El maestro Derek Prince mencionó alguna vez que la sangre de Jesús era el arma atómica de Dios y creo que la comparación es más que acertada. La bomba atómica fue el arma que cambió para siempre la guerra pues tiene el poder de destruir totalmente al enemigo, de manera instantánea y sin necesidad de un enfrentamiento directo y esto es precisamente lo que la Sangre de Jesús puede hacer cuando aprendemos a aplicarla correctamente: cae sobre territorio enemigo y devasta las fortalezas, rompe las cadenas, destruye para siempre la maldición y disipa la oposición en un solo instante.

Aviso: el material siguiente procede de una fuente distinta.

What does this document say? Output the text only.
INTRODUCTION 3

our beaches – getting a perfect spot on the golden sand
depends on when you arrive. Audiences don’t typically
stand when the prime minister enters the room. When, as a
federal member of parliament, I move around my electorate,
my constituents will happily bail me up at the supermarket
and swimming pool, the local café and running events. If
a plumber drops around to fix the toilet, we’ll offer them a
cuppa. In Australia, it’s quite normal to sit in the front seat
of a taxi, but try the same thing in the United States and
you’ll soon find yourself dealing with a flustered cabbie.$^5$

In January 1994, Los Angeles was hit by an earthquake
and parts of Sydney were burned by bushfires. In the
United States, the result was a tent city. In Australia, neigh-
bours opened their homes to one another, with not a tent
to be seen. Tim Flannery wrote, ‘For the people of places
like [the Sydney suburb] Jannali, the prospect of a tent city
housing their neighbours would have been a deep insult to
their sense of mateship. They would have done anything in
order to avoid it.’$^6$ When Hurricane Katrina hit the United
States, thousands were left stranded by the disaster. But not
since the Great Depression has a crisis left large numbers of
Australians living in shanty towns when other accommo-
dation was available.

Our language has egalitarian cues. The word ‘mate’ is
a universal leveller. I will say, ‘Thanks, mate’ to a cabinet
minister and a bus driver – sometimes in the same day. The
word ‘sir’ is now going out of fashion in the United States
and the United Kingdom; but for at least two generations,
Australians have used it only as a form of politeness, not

El Señor Jesús derramó Su preciosa sangre en siete ocasiones y la revelación del Espíritu Santo me ha permitido entender que ninguno de esos derramamientos fue en vano, al contrario, cada uno tiene un poder y un propósito específico. La iglesia cristiana no está llamada a solamente sobrevivir los ataques del enemigo, sino a conquistar con poder y autoridad. La única manera de lograrlo es a través del poder de la sangre de Jesús.
Jesús se ofreció así mismo por la redención de la humanidad. Si Él no se hubiera ofrecido en sacrificio, nadie sería salvo. Por eso la escritura dice: “¡Gracias a Dios por su don inefable!” (2 Corintios 9:15).
Así que la invitación que el Señor Jesús hace a aquellos que se encuentran perdidos en el laberinto de la vida es que acudan a Él, diciéndoles: “… Yo soy el camino, y la verdad, y la vida; nadie viene al Padre, sino por mí” (Juan 14:6). Gracias al espíritu de santidad que caracterizó a nuestro redentor, se convirtió en el victorioso que pudo vencer a aquel tirano que se ensañó con nosotros, dándonos completa libertad.